Read the story (in 2012): Article reserved for our subscribers Bob Marley, a not-so-cool saga

Some hopes arise, however, from the bias of the scenario (due, among others, to series veteran Terence Winter), which focuses on the years going from the attack perpetrated against Bob Marley, in December 1976, in his house in Kingston, in Jamaica, on the tour which followed the release of the album Exodus (1977), at the end of the 1970s.

Very quickly, the harsh law of didactic biography takes over. Incessant flashbacks, in the form of small sketches, recount the stages of the irresistible rise of Bob Marley (the British actor Kingsley Ben-Adir, recently seen as a dissident extraterrestrial in the Marvel series Secret Invasion) ; the meeting with his wife, Rita (Lashana Lynch), his discovery of Rastafarianism, the recording of his first original title.

Feeling of unreality

The film may have been shot in Jamaica under the direction of African-American director Reinaldo Marcus Green (The Williams Method2021), the ghettos of Kingston appear as the exotic setting for conventional interactions rather than as the cultural broth which gives birth to a new artistic form.

The director’s inability to bring to life characters other than the central couple further exacerbates the impression of unreality.

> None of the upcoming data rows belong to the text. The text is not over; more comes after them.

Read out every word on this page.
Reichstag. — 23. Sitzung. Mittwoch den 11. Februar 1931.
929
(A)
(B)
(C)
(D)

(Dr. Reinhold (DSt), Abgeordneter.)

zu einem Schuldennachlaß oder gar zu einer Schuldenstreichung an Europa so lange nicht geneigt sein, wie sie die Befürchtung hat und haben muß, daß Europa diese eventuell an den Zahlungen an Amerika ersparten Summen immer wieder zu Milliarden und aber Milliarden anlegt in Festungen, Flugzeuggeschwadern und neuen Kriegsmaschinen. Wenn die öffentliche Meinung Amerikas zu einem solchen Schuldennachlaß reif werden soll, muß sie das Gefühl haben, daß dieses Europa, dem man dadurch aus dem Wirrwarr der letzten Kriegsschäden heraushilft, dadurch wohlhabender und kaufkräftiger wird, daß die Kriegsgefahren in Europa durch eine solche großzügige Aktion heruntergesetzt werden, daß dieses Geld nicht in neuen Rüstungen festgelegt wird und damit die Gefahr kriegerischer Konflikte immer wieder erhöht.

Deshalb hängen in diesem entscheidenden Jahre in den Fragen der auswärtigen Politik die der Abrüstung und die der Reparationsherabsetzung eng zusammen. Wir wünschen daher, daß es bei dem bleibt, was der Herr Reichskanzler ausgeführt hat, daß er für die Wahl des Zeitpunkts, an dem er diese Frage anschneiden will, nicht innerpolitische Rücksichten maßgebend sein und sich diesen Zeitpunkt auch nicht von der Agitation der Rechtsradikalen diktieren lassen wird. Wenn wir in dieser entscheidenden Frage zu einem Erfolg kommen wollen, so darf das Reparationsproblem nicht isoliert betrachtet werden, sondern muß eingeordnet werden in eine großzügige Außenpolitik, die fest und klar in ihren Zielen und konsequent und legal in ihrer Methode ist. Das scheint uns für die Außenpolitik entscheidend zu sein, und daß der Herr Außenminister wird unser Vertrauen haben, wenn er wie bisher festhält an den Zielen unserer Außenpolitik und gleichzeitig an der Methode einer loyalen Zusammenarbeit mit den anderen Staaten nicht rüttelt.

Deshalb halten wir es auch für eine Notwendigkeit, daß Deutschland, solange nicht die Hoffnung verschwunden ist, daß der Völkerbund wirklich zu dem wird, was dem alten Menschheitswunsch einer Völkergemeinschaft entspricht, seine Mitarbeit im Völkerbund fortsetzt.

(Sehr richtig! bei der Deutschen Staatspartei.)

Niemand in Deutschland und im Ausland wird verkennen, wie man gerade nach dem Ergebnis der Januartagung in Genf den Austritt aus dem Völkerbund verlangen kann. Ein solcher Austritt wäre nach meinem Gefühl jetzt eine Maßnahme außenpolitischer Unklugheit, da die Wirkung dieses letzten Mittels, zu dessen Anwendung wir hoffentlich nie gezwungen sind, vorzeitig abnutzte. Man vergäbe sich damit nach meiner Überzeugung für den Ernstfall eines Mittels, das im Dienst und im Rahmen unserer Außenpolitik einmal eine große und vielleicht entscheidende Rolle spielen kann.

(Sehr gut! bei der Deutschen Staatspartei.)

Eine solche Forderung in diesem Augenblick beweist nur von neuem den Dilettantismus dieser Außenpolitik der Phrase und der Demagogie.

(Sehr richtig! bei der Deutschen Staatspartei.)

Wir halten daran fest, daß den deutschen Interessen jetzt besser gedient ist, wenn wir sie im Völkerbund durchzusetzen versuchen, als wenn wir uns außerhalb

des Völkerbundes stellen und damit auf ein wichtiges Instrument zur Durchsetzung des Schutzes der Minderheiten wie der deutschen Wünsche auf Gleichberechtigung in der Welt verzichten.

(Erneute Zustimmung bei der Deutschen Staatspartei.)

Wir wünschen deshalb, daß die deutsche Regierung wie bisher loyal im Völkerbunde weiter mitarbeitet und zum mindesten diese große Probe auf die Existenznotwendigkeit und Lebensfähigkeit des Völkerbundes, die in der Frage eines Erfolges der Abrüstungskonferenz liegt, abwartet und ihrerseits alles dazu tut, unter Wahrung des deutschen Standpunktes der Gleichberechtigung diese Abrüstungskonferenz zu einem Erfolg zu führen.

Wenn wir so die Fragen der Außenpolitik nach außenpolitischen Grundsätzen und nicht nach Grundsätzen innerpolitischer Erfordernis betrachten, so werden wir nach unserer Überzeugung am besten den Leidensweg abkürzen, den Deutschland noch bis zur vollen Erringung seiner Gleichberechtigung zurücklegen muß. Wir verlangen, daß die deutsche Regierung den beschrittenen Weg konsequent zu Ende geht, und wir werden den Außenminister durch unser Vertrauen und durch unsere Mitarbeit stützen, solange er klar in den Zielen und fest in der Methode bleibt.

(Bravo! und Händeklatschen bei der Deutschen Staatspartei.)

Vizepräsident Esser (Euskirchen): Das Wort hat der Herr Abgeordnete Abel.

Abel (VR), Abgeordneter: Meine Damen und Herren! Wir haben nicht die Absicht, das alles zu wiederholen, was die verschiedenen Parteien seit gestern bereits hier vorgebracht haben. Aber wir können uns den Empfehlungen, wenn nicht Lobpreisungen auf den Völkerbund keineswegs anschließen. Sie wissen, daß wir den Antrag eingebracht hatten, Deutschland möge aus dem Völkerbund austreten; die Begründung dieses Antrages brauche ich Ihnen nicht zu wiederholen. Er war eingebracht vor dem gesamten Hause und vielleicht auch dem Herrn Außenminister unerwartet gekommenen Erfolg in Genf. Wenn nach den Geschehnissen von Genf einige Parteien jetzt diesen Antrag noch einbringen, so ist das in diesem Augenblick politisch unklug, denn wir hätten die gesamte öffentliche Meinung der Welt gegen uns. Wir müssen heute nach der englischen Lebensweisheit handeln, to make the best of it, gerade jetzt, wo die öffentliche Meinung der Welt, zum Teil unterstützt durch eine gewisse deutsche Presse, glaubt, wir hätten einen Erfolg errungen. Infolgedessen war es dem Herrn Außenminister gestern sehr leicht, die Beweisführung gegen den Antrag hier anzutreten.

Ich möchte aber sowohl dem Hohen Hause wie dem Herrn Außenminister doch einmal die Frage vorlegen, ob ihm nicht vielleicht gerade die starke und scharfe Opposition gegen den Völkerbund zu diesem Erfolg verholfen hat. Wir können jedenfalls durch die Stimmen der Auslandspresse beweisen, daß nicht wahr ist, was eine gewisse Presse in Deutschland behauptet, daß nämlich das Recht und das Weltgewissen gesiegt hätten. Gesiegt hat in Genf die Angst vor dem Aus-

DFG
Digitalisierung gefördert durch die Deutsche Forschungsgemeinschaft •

The producer Chris Blackwell, the musicians of the Wailers, the gangsters hired to take down Marley are only silhouettes identifiable only by their jobs. And if Lashana Lynch achieves a certain majesty in her interpretation of Rita Marley, the muse constantly abandoned and rediscovered, Kingsley Ben-Adir never finds the prophetic dimension of Bob Marley.

To get an idea of ​​what those years were like that shook Jamaica, of the war between gangs and parties, the flames of which were fanned by the antagonists of the Cold War and finally swallowed up Bob Marley and reggae, it is best to read the prodigious novel by Marlon James, Brief History of Seven Murders (Albin Michel, 2016).